Social Market Economy
Germany's economic growth during the first decades after the war at times overshadowed its marked success at joining the international community. In 1945 the country's economy was shattered. A good part of what survived was later dismantled and carried off by the victorious Allies. Within Germany there was much argument about how to rebuild the economy and what its nature should be. Socialist politicians argued for a central distribution system, extensive state controls, and the nationalization of banks and industry. Their main opponent was Ludwig Erhard, a liberal economist appointed to head the office of economic affairs in the Bizone, who later became minister for economics and ultimately FRG chancellor (1963-66), succeeding Adenauer.
Erhard's concept of a socially responsive market economy based on free trade and private enterprise, aided by the infusion of capital through the Marshall Plan, proved to be the ideal basis for the strong recovery of the West German economy, culminating in the economic miracle (Wirtschaftswunder ) of the 1950s (see The Social Market Economy, ch. 5). In some areas, for instance in housing and in agriculture, prevailing circumstances required the introduction of price controls and subsidies. Controls to prevent the formation of cartels and to foster monetary stability also remained the state's responsibility. The state likewise furthered the accumulation of private capital and protected ordinary citizens by establishing a generous system of social services that included statutory health, unemployment, and pension insurance programs.

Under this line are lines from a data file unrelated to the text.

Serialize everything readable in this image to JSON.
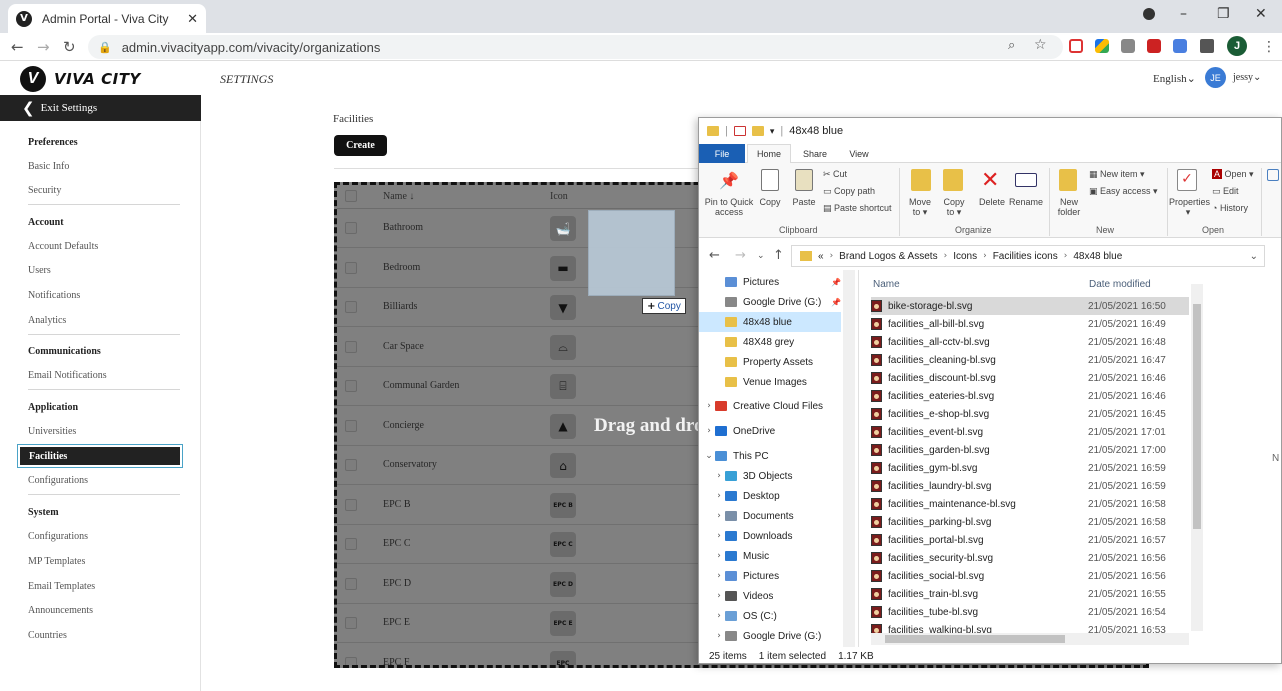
{
  "browser": {
    "tab_title": "Admin Portal - Viva City",
    "tab_close": "✕",
    "url": "admin.vivacityapp.com/vivacity/organizations",
    "profile_initial": "J",
    "win_min": "–",
    "win_max": "❐",
    "win_close": "✕"
  },
  "app": {
    "brand": "VIVA CITY",
    "brand_mark": "V",
    "page_title": "SETTINGS",
    "language": "English",
    "user_initials": "JE",
    "user_name": "jessy"
  },
  "sidebar": {
    "exit_label": "Exit Settings",
    "sections": [
      {
        "title": "Preferences",
        "items": [
          "Basic Info",
          "Security"
        ]
      },
      {
        "title": "Account",
        "items": [
          "Account Defaults",
          "Users",
          "Notifications",
          "Analytics"
        ]
      },
      {
        "title": "Communications",
        "items": [
          "Email Notifications"
        ]
      },
      {
        "title": "Application",
        "items": [
          "Universities",
          "Facilities",
          "Configurations"
        ]
      },
      {
        "title": "System",
        "items": [
          "Configurations",
          "MP Templates",
          "Email Templates",
          "Announcements",
          "Countries"
        ]
      }
    ],
    "active_item": "Facilities"
  },
  "facilities": {
    "heading": "Facilities",
    "create_label": "Create",
    "col_name": "Name ↓",
    "col_icon": "Icon",
    "drag_text": "Drag and drop",
    "copy_tooltip": "Copy",
    "rows": [
      {
        "name": "Bathroom",
        "icon": "bath-icon",
        "glyph": "🛁"
      },
      {
        "name": "Bedroom",
        "icon": "bed-icon",
        "glyph": "▬"
      },
      {
        "name": "Billiards",
        "icon": "billiards-icon",
        "glyph": "▼"
      },
      {
        "name": "Car Space",
        "icon": "car-icon",
        "glyph": "⌓"
      },
      {
        "name": "Communal Garden",
        "icon": "garden-icon",
        "glyph": "⌸"
      },
      {
        "name": "Concierge",
        "icon": "concierge-bell-icon",
        "glyph": "▲"
      },
      {
        "name": "Conservatory",
        "icon": "conservatory-icon",
        "glyph": "⌂"
      },
      {
        "name": "EPC B",
        "icon": "epc-b-icon",
        "glyph": "EPC B"
      },
      {
        "name": "EPC C",
        "icon": "epc-c-icon",
        "glyph": "EPC C"
      },
      {
        "name": "EPC D",
        "icon": "epc-d-icon",
        "glyph": "EPC D"
      },
      {
        "name": "EPC E",
        "icon": "epc-e-icon",
        "glyph": "EPC E"
      },
      {
        "name": "EPC F",
        "icon": "epc-f-icon",
        "glyph": "EPC"
      }
    ]
  },
  "explorer": {
    "title": "48x48 blue",
    "tabs": [
      "File",
      "Home",
      "Share",
      "View"
    ],
    "ribbon": {
      "pin": "Pin to Quick access",
      "copy": "Copy",
      "paste": "Paste",
      "cut": "Cut",
      "copy_path": "Copy path",
      "paste_shortcut": "Paste shortcut",
      "clipboard": "Clipboard",
      "move_to": "Move to ▾",
      "copy_to": "Copy to ▾",
      "delete": "Delete",
      "rename": "Rename",
      "organize": "Organize",
      "new_folder": "New folder",
      "new_item": "New item ▾",
      "easy_access": "Easy access ▾",
      "new": "New",
      "properties": "Properties",
      "open_btn": "Open ▾",
      "edit": "Edit",
      "history": "History",
      "open": "Open"
    },
    "breadcrumb": [
      "«",
      "Brand Logos & Assets",
      "Icons",
      "Facilities icons",
      "48x48 blue"
    ],
    "nav_items": [
      {
        "label": "Pictures",
        "color": "#5b8fd6",
        "arrow": "",
        "indent": 1,
        "pin": "📌"
      },
      {
        "label": "Google Drive (G:)",
        "color": "#888888",
        "arrow": "",
        "indent": 1,
        "pin": "📌"
      },
      {
        "label": "48x48 blue",
        "color": "#e8c048",
        "arrow": "",
        "indent": 1,
        "selected": true
      },
      {
        "label": "48X48 grey",
        "color": "#e8c048",
        "arrow": "",
        "indent": 1
      },
      {
        "label": "Property Assets",
        "color": "#e8c048",
        "arrow": "",
        "indent": 1
      },
      {
        "label": "Venue Images",
        "color": "#e8c048",
        "arrow": "",
        "indent": 1
      },
      {
        "label": "Creative Cloud Files",
        "color": "#d83b2b",
        "arrow": "›",
        "indent": 0
      },
      {
        "label": "OneDrive",
        "color": "#1f6fd1",
        "arrow": "›",
        "indent": 0
      },
      {
        "label": "This PC",
        "color": "#4a8fd6",
        "arrow": "⌄",
        "indent": 0
      },
      {
        "label": "3D Objects",
        "color": "#38a0d6",
        "arrow": "›",
        "indent": 1
      },
      {
        "label": "Desktop",
        "color": "#2a79d0",
        "arrow": "›",
        "indent": 1
      },
      {
        "label": "Documents",
        "color": "#7a8fa8",
        "arrow": "›",
        "indent": 1
      },
      {
        "label": "Downloads",
        "color": "#2a79d0",
        "arrow": "›",
        "indent": 1
      },
      {
        "label": "Music",
        "color": "#2a79d0",
        "arrow": "›",
        "indent": 1
      },
      {
        "label": "Pictures",
        "color": "#5b8fd6",
        "arrow": "›",
        "indent": 1
      },
      {
        "label": "Videos",
        "color": "#555555",
        "arrow": "›",
        "indent": 1
      },
      {
        "label": "OS (C:)",
        "color": "#6a9fd6",
        "arrow": "›",
        "indent": 1
      },
      {
        "label": "Google Drive (G:)",
        "color": "#888888",
        "arrow": "›",
        "indent": 1
      }
    ],
    "col_name": "Name",
    "col_date": "Date modified",
    "files": [
      {
        "name": "bike-storage-bl.svg",
        "date": "21/05/2021 16:50",
        "selected": true
      },
      {
        "name": "facilities_all-bill-bl.svg",
        "date": "21/05/2021 16:49"
      },
      {
        "name": "facilities_all-cctv-bl.svg",
        "date": "21/05/2021 16:48"
      },
      {
        "name": "facilities_cleaning-bl.svg",
        "date": "21/05/2021 16:47"
      },
      {
        "name": "facilities_discount-bl.svg",
        "date": "21/05/2021 16:46"
      },
      {
        "name": "facilities_eateries-bl.svg",
        "date": "21/05/2021 16:46"
      },
      {
        "name": "facilities_e-shop-bl.svg",
        "date": "21/05/2021 16:45"
      },
      {
        "name": "facilities_event-bl.svg",
        "date": "21/05/2021 17:01"
      },
      {
        "name": "facilities_garden-bl.svg",
        "date": "21/05/2021 17:00"
      },
      {
        "name": "facilities_gym-bl.svg",
        "date": "21/05/2021 16:59"
      },
      {
        "name": "facilities_laundry-bl.svg",
        "date": "21/05/2021 16:59"
      },
      {
        "name": "facilities_maintenance-bl.svg",
        "date": "21/05/2021 16:58"
      },
      {
        "name": "facilities_parking-bl.svg",
        "date": "21/05/2021 16:58"
      },
      {
        "name": "facilities_portal-bl.svg",
        "date": "21/05/2021 16:57"
      },
      {
        "name": "facilities_security-bl.svg",
        "date": "21/05/2021 16:56"
      },
      {
        "name": "facilities_social-bl.svg",
        "date": "21/05/2021 16:56"
      },
      {
        "name": "facilities_train-bl.svg",
        "date": "21/05/2021 16:55"
      },
      {
        "name": "facilities_tube-bl.svg",
        "date": "21/05/2021 16:54"
      },
      {
        "name": "facilities_walking-bl.svg",
        "date": "21/05/2021 16:53"
      }
    ],
    "status_count": "25 items",
    "status_selected": "1 item selected",
    "status_size": "1.17 KB"
  },
  "right_edge_letter": "N"
}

West Germany's economy functioned very well for several decades, and the country became one of the world's wealthiest (see The Economic Miracle and Beyond, ch. 5). Thanks to the strong social welfare component and the system of codetermination, which gave workers in factories some say about their management, West German industry enjoyed a long period of labor peace. The export-oriented economy received another boost with the creation of the European Economic Community (EEC--see Glossary) by the Treaty of Rome in March 1957. West Germany was one of the EEC's founding members.